Significant genetic correlations were identified between migraine and multiple cardiovascular traits, with hypertension and coronary artery disease (CAD) showing the most robust associations. MA exhibited broader genetic overlap with cardiovascular diseases than MO, including a notably stronger correlation with ischemic stroke, whereas MO demonstrated a stronger correlation with hypertension. Cross-trait meta-analysis identified 160 pleiotropic loci across 17 of 21 trait pairs. Colocalization analysis confirmed 32 loci harboring shared causal variants, mapped to 13 candidate genes, of which 7 (PHACTR1, LRP1, SOX7, ABO, FHOD3, MEI1, XKR6) were further validated by SMR as exhibiting tissue-specific regulatory effects.
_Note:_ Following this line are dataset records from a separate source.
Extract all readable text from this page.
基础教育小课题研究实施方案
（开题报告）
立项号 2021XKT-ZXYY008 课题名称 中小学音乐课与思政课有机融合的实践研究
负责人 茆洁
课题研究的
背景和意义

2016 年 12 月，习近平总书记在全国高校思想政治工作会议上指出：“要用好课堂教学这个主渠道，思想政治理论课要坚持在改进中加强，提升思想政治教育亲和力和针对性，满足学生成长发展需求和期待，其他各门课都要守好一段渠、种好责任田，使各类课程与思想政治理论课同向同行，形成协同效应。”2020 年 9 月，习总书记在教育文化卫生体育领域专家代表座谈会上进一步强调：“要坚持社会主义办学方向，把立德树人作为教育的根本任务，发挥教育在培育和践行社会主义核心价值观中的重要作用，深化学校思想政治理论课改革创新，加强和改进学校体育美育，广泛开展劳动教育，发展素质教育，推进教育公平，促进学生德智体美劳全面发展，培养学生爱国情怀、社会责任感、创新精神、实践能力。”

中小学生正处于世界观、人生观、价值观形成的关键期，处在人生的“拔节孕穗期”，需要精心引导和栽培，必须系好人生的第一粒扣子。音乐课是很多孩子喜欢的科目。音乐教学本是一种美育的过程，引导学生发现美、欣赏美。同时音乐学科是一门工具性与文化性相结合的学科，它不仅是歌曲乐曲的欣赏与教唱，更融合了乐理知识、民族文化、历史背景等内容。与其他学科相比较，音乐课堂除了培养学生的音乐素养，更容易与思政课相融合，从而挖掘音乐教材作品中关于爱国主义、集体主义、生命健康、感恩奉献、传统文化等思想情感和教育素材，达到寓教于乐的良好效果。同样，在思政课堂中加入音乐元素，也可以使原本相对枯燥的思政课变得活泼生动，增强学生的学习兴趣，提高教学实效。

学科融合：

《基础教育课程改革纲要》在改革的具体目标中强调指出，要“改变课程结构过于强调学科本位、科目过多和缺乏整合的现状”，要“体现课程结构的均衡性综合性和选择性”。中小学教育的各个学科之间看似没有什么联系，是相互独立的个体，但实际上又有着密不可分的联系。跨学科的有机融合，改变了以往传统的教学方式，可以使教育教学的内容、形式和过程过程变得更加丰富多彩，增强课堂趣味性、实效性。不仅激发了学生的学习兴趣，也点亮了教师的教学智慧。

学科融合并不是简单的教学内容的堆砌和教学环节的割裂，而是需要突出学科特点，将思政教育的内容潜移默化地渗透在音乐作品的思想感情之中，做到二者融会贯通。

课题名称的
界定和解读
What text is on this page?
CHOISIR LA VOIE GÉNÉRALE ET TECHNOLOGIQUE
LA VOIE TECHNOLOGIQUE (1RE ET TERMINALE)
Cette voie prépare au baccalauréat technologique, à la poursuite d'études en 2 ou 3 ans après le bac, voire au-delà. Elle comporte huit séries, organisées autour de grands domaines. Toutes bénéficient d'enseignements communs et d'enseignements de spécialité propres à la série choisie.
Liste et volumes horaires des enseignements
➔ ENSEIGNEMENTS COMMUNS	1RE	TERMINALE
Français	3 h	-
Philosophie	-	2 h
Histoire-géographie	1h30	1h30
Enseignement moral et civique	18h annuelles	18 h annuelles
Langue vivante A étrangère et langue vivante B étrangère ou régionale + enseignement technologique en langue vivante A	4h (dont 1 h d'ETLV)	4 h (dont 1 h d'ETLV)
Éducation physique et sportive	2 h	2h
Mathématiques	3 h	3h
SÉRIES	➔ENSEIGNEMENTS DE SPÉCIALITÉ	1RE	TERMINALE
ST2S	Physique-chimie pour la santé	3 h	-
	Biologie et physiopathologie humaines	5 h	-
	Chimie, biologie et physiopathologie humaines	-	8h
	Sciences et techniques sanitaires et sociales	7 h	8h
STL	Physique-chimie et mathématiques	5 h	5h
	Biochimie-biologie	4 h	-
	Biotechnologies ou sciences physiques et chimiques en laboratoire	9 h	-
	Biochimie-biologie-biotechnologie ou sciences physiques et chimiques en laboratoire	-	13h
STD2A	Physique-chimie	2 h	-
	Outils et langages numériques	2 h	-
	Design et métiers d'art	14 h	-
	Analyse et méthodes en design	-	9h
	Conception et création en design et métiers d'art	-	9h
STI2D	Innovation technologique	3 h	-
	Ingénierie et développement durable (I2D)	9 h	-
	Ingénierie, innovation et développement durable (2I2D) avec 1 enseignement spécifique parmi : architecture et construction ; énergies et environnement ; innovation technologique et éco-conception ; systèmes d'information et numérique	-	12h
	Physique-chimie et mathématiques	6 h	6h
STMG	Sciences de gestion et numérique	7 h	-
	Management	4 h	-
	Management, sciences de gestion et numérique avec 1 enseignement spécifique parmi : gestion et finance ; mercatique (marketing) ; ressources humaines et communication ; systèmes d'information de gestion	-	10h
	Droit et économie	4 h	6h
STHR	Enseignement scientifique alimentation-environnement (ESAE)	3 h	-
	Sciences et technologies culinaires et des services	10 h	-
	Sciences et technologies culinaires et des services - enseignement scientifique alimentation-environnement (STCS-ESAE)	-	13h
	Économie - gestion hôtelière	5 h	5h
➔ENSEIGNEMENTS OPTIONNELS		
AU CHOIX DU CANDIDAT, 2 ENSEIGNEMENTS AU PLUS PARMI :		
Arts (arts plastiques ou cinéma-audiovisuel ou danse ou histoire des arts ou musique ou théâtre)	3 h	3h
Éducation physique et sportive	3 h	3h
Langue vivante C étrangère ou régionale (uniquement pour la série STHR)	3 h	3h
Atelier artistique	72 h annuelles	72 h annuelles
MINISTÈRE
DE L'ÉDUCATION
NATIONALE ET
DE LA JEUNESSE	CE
Among these, PHACTR1 displayed the broadest pleiotropic profile across migraine phenotypes and vascular diseases. After MR-PRESSO outlier removal, bidirectional MR identified 10 MR-supported associations, two of which (genetic liability to hypertension on overall migraine, and CAD on MA) survived Bonferroni correction, all free of detectable horizontal pleiotropy. Genetic liability to hypertension was associated with increased migraine risk (OR = 1.90, 95% CI 1.25–2.90, P = 2.64 × 10⁻³), atherosclerotic diseases showed subtype-specific effects (inverse for MO, positive for MA), and, in the reverse direction, migraine was associated with increased ischemic stroke risk.

Conclusions

This study provides a comprehensive and systematic characterization of the shared genetic architecture between migraine subtypes and cardiovascular diseases. By identifying pleiotropic genes and bidirectional putative causal relationships with subtype-specific patterns, our findings carry implications for the development of targeted therapeutics and subtype-specific cardiovascular risk stratification.